It has been claimed that Sir John Lavery belonged to the Glasgow School, the Ulster School, the Irish School and the British School, indicating the versatility and wide ranging appeal of his artistic accomplishments. His works are greatly admired for his development of the aesthetic value of the sketch, in which each touch of the brush is left undisguised to create a vibrant and atmospheric effect.
Born in Belfast, he was orphaned in infancy and brought up by an uncle near Moira, and later, another relative in Ayrshire. As a teenager, Lavery was apprenticed to a Glasgow photographer, and during the late 1870s, attended classes at the Haldane Academy in Glasgow. He then trained at Heatherleys in London and in 1881, settled in Paris, where he studied at the Académie Julian and Atelier Colarossi; during this period he was influenced by Jules Bastien-Lepage and painted in a plein-air and naturalist style.

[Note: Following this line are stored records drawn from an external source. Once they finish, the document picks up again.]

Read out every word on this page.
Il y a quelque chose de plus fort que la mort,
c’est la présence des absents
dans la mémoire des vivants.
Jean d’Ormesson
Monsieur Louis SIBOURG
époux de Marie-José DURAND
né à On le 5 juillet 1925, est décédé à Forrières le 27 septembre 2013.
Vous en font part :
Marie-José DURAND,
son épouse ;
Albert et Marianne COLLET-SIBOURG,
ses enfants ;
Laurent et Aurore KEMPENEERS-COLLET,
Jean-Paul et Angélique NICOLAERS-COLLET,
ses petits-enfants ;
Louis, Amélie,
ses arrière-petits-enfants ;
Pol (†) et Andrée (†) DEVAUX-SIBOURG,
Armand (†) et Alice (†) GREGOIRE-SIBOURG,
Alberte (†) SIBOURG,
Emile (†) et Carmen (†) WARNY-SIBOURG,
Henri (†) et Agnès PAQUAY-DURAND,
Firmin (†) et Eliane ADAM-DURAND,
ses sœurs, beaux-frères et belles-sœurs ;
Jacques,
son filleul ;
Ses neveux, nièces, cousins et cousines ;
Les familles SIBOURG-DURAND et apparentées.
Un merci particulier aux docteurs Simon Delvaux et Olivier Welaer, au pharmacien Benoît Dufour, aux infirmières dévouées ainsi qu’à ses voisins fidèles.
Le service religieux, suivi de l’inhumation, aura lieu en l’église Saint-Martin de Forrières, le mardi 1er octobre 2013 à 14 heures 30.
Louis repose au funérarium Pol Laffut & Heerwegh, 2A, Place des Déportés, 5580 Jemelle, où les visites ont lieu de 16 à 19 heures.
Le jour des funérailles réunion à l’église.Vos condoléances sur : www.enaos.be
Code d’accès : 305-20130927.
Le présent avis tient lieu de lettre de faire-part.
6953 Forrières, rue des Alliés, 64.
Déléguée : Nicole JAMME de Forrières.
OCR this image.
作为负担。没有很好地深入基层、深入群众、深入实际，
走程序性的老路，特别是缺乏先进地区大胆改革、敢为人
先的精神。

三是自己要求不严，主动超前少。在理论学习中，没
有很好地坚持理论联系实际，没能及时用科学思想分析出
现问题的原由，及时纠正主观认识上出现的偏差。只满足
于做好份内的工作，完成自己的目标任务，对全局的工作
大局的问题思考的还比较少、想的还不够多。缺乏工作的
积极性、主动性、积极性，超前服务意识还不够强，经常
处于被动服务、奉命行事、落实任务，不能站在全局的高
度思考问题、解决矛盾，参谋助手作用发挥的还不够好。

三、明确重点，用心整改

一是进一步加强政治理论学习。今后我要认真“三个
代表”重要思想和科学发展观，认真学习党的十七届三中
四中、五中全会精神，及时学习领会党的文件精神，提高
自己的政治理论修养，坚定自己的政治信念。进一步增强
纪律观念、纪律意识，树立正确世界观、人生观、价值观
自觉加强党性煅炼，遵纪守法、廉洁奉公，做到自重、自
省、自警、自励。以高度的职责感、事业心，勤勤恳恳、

Lavery returned to Glasgow in 1885 and became one of the leading members of the Glasgow School. He moved to London in 1896 and helped Whistler to found the International Society in 1898, of which he was a Vice-President until 1908. He was elected an Associate of the Royal Academy in 1911 and became a full Academician in 1921. He was appointed Official War Artist to the Royal Navy in 1917, and was knighted the following year. Lavery travelled extensively during his career, visiting Morocco, Italy, Spain, Germany and Holland, and these visits inspired many of his works.
Following the death of his wife, Hazel, in 1935, Lavery set off for Hollywood with the idea of painting the ‘stars’. With the outbreak of the Second World War, he returned to Ireland and died at Kilmaganny in 1941.